Author : Leslie Curry
Publisher : Taylor & Francis
Page : 461 pages
File Size : 34,82 MB
Release : 2020-07-09
Category : Business & Economics
ISBN : 0429764456
First published in 1998, this volume, spanning a lifetime's research, is a highly innovative first attempt at a consistent theoretical approach to the elements, structures and dynamics of the geography of agents, settlements and trade. Cause and effect are replaced by chance within constraints. Populations are substituted for unreal representative individuals, variability for uniformity, probabilistic process for unique history. Ignorance is a major factor in interpersonal and inter-areal commercial relations so that the focus is on flows of information and their effects on the efficiency of the economy or, alternatively, on changes in its information content. Recent work on spatial arrangements in many physical and social sciences is incorporated but always interpreted from an overriding geographical viewpoint. Key concepts are locational potential, distance friction, mobility, diffusion, spatial pattern and texture, adaptability, efficiency, spatial interaction and dependence. Analytic methods include autocovariance and transfer functions, areal special densities and entropy.

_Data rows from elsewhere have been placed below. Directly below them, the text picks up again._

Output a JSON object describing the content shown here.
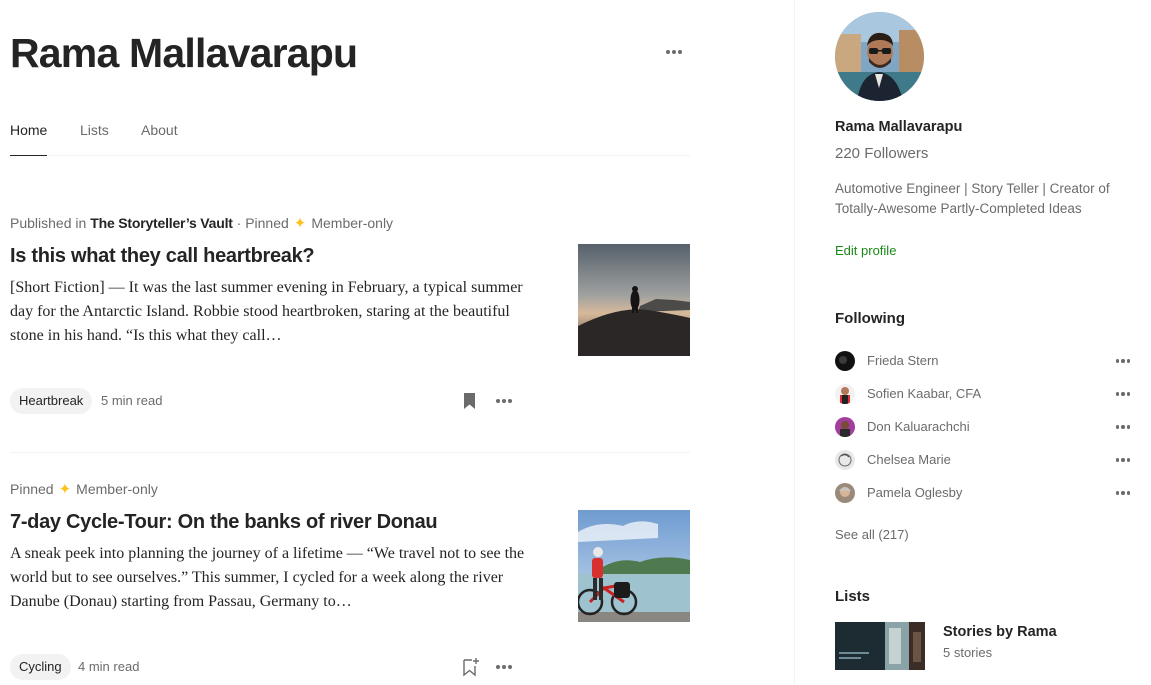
{
  "profile": {
    "name": "Rama Mallavarapu"
  },
  "tabs": [
    {
      "label": "Home"
    },
    {
      "label": "Lists"
    },
    {
      "label": "About"
    }
  ],
  "articles": [
    {
      "published_in_prefix": "Published in",
      "publication": "The Storyteller’s Vault",
      "separator": " · ",
      "pinned": "Pinned",
      "member_only": "Member-only",
      "title": "Is this what they call heartbreak?",
      "excerpt": "[Short Fiction] — It was the last summer evening in February, a typical summer day for the Antarctic Island. Robbie stood heartbroken, staring at the beautiful stone in his hand. “Is this what they call…",
      "tag": "Heartbreak",
      "read_time": "5 min read",
      "bookmarked": true
    },
    {
      "pinned": "Pinned",
      "member_only": "Member-only",
      "title": "7-day Cycle-Tour: On the banks of river Donau",
      "excerpt": "A sneak peek into planning the journey of a lifetime — “We travel not to see the world but to see ourselves.” This summer, I cycled for a week along the river Danube (Donau) starting from Passau, Germany to…",
      "tag": "Cycling",
      "read_time": "4 min read",
      "bookmarked": false
    }
  ],
  "sidebar": {
    "name": "Rama Mallavarapu",
    "followers": "220 Followers",
    "bio": "Automotive Engineer | Story Teller | Creator of Totally-Awesome Partly-Completed Ideas",
    "edit_profile": "Edit profile",
    "following_heading": "Following",
    "following": [
      {
        "name": "Frieda Stern"
      },
      {
        "name": "Sofien Kaabar, CFA"
      },
      {
        "name": "Don Kaluarachchi"
      },
      {
        "name": "Chelsea Marie"
      },
      {
        "name": "Pamela Oglesby"
      }
    ],
    "see_all": "See all (217)",
    "lists_heading": "Lists",
    "list": {
      "title": "Stories by Rama",
      "count": "5 stories"
    }
  },
  "colors": {
    "accent_green": "#1a8917",
    "star_gold": "#ffc017",
    "text_primary": "#242424",
    "text_secondary": "#6b6b6b"
  }
}
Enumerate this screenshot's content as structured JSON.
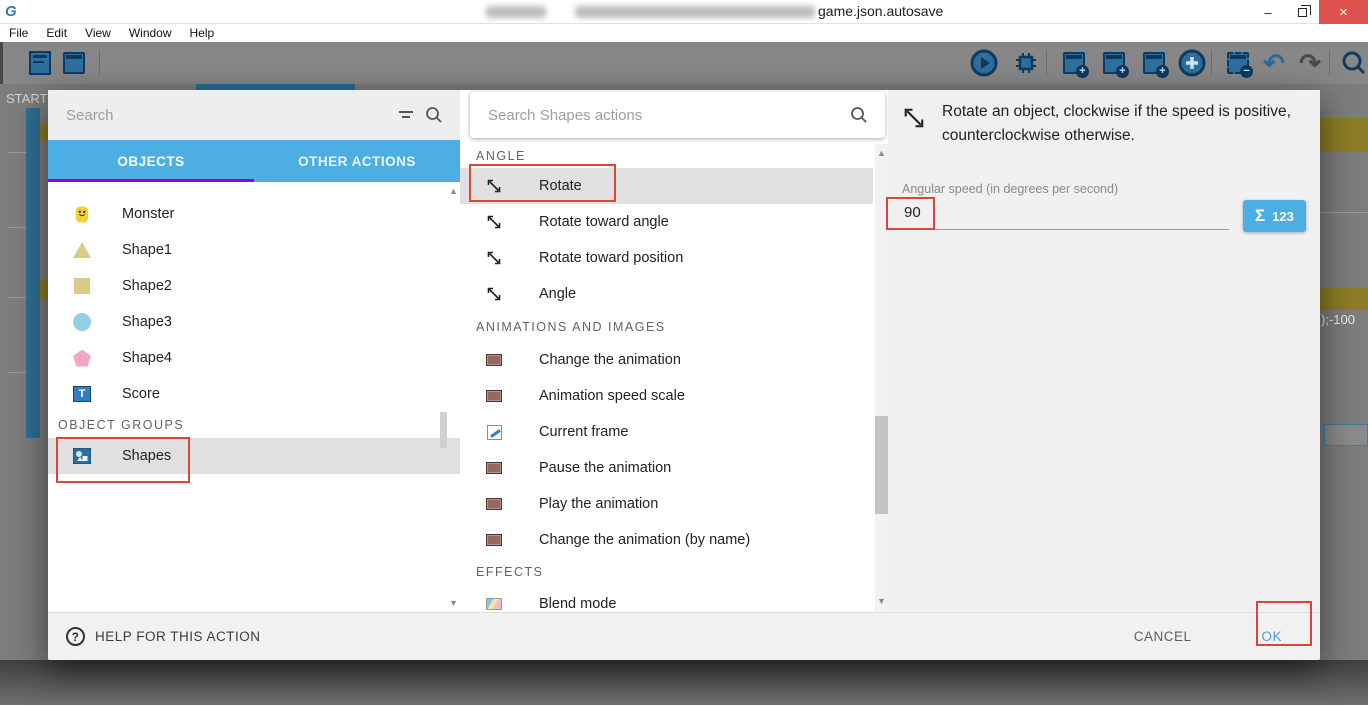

Various forms of self-organization of economic spatial patterns are examined.
Author : Roger White
Publisher : MIT Press
Page : 354 pages
File Size : 16,86 MB
Release : 2024-06-11
Category : Political Science
ISBN : 0262552507
The theory and practice of modeling cities and regions as complex, self-organizing systems, presenting widely used cellular automata-based models, theoretical discussions, and applications. Cities and regions grow (or occasionally decline), and continuously transform themselves as they do so. This book describes the theory and practice of modeling the spatial dynamics of urban growth and transformation. As cities are complex, adaptive, self-organizing systems, the most appropriate modeling framework is one based on the theory of self-organizing systems—an approach already used in such fields as physics and ecology. The book presents a series of models, most of them developed using cellular automata (CA), which are inherently spatial and computationally efficient. It also provides discussions of the theoretical, methodological, and philosophical issues that arise from the models. A case study illustrates the use of these models in urban and regional planning. Finally, the book presents a new, dynamic theory of urban spatial structure that emerges from the models and their applications. The models are primarily land use models, but the more advanced ones also show the dynamics of population and economic activities, and are integrated with models in other domains such as economics, demography, and transportation. The result is a rich and realistic representation of the spatial dynamics of a variety of urban phenomena. The book is unique in its coverage of both the general issues associated with complex self-organizing systems and the specifics of designing and implementing models of such systems.